Oh sure, of course.  You should also be able to come up with
counter-examples to the "correctness" of git's content merging of
files when it fails to report any conflicts (e.g. one side added
another call to a function, the other side changed the number of
parameters the function took).  In short, this is just a case of where
we need to come up with simple predictable rules since we can't read
minds.  Here's the situation we're faced with, and my line of thinking
in coming up with this simple, predictable, but definitely coarse
rule:

  * Users sometimes rename directories on one side of history and add
files to the original directory on the other side.
  * We would like to "detect" the directory rename, and move the new
files into the correct directory.
  * We don't really have any hints for detecting directory renames
other by comparing content, i.e. basing it on the file rename
detection we already have.
  * There is a possibility that not all files in a certain directory
went to the same location.  It's possible that a few may have gone
elsewhere.
  * Only in weird corner cases would I expect renamed-file location to
be split nearly 50-50 (as in this contrived testcase) -- although for
such cases, as you point out, there is a much higher chance of us
getting the merge "wrong".  Thus, our rule should be simple so people
can understand and expect what we did and have an easy time fixing it.

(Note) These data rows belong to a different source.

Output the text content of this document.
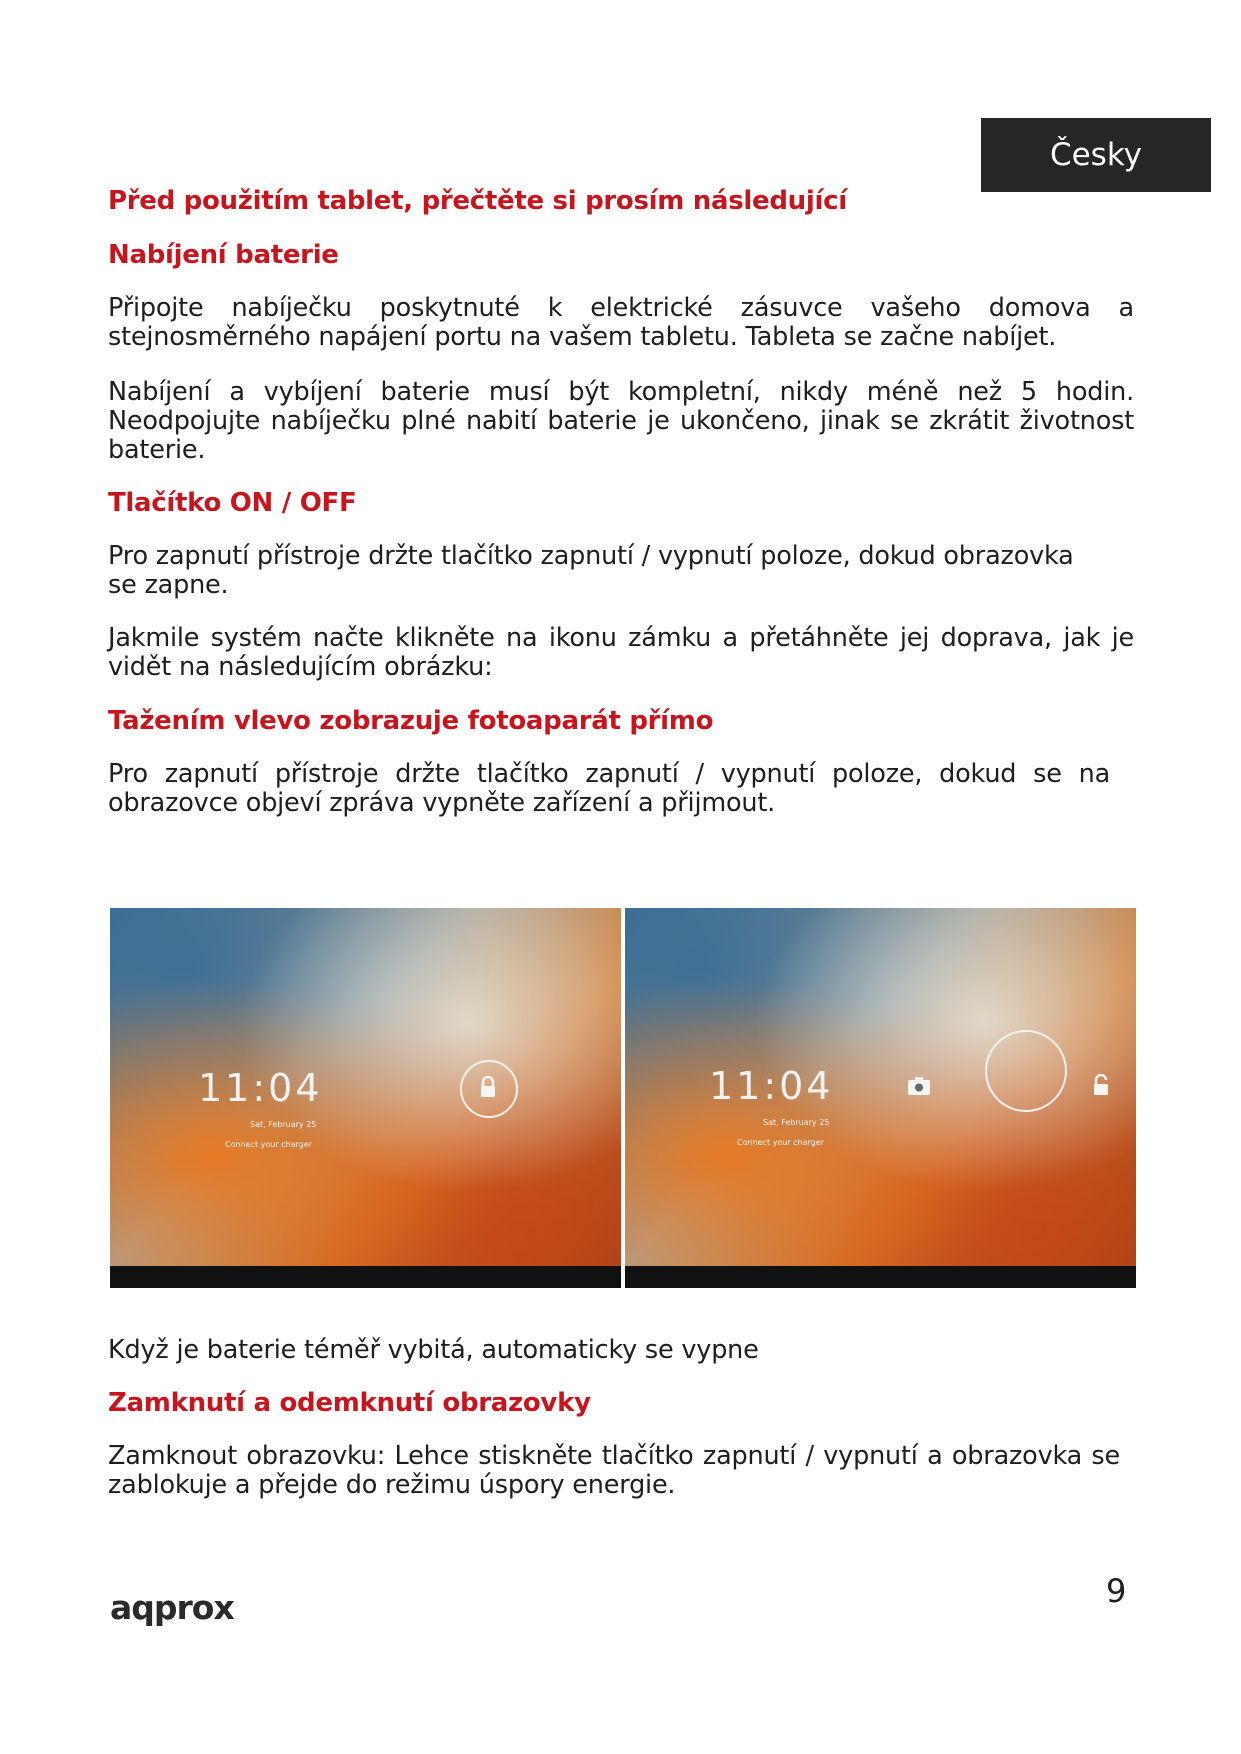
Česky
Před použitím tablet, přečtěte si prosím následující
Nabíjení baterie

Připojte nabíječku poskytnuté k elektrické zásuvce vašeho domova a stejnosměrného napájení portu na vašem tabletu. Tableta se začne nabíjet.

Nabíjení a vybíjení baterie musí být kompletní, nikdy méně než 5 hodin. Neodpojujte nabíječku plné nabití baterie je ukončeno, jinak se zkrátit životnost baterie.

Tlačítko ON / OFF

Pro zapnutí přístroje držte tlačítko zapnutí / vypnutí poloze, dokud obrazovka se zapne.

Jakmile systém načte klikněte na ikonu zámku a přetáhněte jej doprava, jak je vidět na následujícím obrázku:

Tažením vlevo zobrazuje fotoaparát přímo

Pro zapnutí přístroje držte tlačítko zapnutí / vypnutí poloze, dokud se na obrazovce objeví zpráva vypněte zařízení a přijmout.

11:04
Sat, February 25
Connect your charger
11:04
Sat, February 25
Connect your charger

Když je baterie téměř vybitá, automaticky se vypne

Zamknutí a odemknutí obrazovky

Zamknout obrazovku: Lehce stiskněte tlačítko zapnutí / vypnutí a obrazovka se zablokuje a přejde do režimu úspory energie.

aqprox	9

So, what to do?  There are a few options:
  1) Don't do directory rename detection at all.  Just declare it to
be an anti-feature.
  2) Try to guess why the user moved different files to different
directories and try to mimic that somehow.
  3) Only allow directory rename detection to happen when ALL renamed
files in the directory went to the same directory.
  4) Use a simple predictable rule like majority wins.

I think 2 is insanity.  Choices 1 and 3 don't have much appeal to me;
I'm strongly against them.  I'm unware of any remaining choices other
than 4, but 4 seems pretty reasonable to me.  It won't always be
right, but neither is simple content merging.